Tuesday, July 10, 2007

We Grow Deer

I have a long history with growing things.

When I was growing up, we had a terrace off of our 16th floor apartment. It was pretty large for a New York City terrace, and my mother's pride and joy was keeping up her rock garden and flower boxes. She even had a gardener - Mr. Anderson, whom I believed was Hans Christian Anderson. I was buried in books even then.

So, having witnessed the seemingly effortless roses, pansies, bittersweet, etc., spring to life each season, I figured, "How hard can this be?"

Fast forward to my beginning days as a teacher. I decided that my third grade classroom needed lots of plants in order to be homey, so I filled our window ledges with small treasures from K-Mart a few days before school opened. By mid-October, they were all dead.

There was no mystery in this - plants need water, and if you don't water them, well, they die.

So I tried again in November, enlisting the help of some of my most avid and active little learners. This was more successful - the plants held on up to December break. Success!

Then, of course, I didn't take them home with me, so...

Dead again by January 3rd.

My plant career continued accordingly, until, by my third year of teaching, I finally gave up.

I was quite happy in this non-growing vein, until I got married and we bought our first house.
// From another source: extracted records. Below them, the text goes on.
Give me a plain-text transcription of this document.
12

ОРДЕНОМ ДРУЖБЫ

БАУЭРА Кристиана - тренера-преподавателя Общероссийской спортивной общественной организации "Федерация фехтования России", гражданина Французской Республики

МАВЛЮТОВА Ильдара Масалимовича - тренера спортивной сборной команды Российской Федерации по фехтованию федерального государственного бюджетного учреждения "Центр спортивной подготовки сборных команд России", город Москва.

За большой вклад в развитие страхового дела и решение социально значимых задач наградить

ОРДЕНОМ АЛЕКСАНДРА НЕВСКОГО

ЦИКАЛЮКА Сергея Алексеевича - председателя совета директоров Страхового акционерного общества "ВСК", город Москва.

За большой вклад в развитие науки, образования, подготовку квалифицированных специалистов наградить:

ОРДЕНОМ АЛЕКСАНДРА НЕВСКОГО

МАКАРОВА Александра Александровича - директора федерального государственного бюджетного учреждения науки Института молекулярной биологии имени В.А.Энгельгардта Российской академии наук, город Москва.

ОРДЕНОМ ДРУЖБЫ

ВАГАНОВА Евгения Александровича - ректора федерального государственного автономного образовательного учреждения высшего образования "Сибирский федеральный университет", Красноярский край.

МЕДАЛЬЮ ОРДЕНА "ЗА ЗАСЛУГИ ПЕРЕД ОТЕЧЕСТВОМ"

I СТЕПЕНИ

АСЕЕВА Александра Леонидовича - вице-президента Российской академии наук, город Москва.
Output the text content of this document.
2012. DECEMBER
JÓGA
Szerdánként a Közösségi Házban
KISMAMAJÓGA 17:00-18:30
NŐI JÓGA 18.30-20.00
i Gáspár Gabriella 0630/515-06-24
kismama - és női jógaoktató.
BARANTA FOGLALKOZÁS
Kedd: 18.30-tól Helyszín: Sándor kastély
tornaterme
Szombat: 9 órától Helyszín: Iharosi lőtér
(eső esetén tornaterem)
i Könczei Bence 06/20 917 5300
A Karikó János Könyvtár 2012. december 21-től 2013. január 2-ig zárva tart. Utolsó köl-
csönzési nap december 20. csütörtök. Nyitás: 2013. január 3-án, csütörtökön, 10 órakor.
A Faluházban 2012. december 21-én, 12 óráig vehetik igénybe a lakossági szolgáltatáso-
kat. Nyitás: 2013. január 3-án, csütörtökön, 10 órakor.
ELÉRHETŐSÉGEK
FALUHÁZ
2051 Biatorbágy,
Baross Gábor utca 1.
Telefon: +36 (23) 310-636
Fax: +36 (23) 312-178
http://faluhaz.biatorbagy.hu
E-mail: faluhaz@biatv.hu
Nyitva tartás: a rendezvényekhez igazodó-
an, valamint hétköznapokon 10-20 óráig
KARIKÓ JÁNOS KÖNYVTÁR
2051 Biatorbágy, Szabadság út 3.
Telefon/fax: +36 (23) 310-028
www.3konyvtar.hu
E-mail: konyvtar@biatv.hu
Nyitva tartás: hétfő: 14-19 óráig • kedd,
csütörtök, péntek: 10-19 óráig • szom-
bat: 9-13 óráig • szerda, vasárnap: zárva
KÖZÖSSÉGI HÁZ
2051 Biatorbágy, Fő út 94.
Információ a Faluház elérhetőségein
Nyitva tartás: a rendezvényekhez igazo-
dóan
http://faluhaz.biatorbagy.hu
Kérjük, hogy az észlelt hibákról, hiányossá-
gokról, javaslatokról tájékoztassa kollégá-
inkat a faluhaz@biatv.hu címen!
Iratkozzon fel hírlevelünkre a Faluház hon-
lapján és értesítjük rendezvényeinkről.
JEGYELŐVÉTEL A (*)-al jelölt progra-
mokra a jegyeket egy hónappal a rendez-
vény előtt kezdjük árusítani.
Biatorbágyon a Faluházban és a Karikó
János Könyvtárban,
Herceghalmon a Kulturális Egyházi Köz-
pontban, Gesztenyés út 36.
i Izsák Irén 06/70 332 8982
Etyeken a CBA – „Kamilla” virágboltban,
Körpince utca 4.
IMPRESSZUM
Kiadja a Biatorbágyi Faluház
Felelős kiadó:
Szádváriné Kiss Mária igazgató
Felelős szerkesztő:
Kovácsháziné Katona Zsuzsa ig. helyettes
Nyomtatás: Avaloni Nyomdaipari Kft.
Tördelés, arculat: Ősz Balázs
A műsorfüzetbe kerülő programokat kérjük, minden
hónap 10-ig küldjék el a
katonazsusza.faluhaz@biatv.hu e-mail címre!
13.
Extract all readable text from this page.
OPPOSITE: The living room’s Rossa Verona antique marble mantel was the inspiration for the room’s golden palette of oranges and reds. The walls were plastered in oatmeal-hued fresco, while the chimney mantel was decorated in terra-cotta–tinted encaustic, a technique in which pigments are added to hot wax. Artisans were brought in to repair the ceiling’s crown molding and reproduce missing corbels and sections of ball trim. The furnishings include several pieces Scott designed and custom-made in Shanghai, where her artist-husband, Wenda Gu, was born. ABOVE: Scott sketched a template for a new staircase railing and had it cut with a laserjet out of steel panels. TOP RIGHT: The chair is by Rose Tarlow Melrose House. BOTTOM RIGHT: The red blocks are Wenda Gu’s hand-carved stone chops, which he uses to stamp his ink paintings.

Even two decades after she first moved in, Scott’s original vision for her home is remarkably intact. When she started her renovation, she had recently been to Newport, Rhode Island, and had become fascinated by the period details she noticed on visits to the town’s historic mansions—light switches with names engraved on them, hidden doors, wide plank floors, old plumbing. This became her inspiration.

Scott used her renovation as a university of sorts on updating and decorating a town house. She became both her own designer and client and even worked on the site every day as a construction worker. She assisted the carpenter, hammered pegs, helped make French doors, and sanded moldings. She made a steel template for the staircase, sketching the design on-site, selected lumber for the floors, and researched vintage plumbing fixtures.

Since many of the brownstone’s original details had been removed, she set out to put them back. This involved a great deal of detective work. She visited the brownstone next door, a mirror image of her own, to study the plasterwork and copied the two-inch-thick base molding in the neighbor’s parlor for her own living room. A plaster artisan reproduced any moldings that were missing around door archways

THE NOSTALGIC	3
The previous owners had done a lovely job of landscaping around our little starter home - trillium, hostas, chinese lanterns and a lovely Rose of Sharon. And miraculously, for the 5 years we lived there, they all survived. But again, I wasn't actually nurturing these - they'd had many years of good care before I came into the picture.

Now we live in the house that I hope we'll live in until we die or until they cart us away. It has nearly a full acre, including a back garden, and a little front patch of garden, plus plantings around the front of the house.

It became clear to me that that back garden was too much for me to handle - I decided a rock garden would be a better way to go.

Let me just put it this way...

I've never made a bad investment (I'm very conservative in this area) other than what I invested in our landscape planner. His solution was to toss a few boulders among the already existing plants, send in two college kids to (barely) plant a couple of trees which died within two months, and tear up ground cover, without replacing plants in those areas. A lot of money was spent, and at this point, four years later, we have literally nothing to show for it. We still have the plantings that the previous owners left us... again, they did a good job and I now can manage watering, for the most part.

Well, given my history and my not-so-green thumb, we grow deer. Whereas they are the scourge of other gardeners, we just welcome them in to eat whatever it is that served as plants from our landscaping fiasco. They tromp through the neighborhood in any case, going their daily rounds, and those of our neighbors who are serious about gardening have electric or cyclone fences.

We don't.

We have deer.

And one deer happens to have three of the cutest fawns I've ever seen, so we enjoy our browns and whites, and forego the pleasures of riotous color that more talented gardeners are able to cultivate.


anno said...

You sound like my kind of gardener! M., however, has issues with gardening ... and especially contentious issues with the deer.

pseudowife said...

I don't have a garden, I have a habitat (much to my neat-street neighbours' horror). I would much rather host wildlife than trim hedges. You have my kind of garden.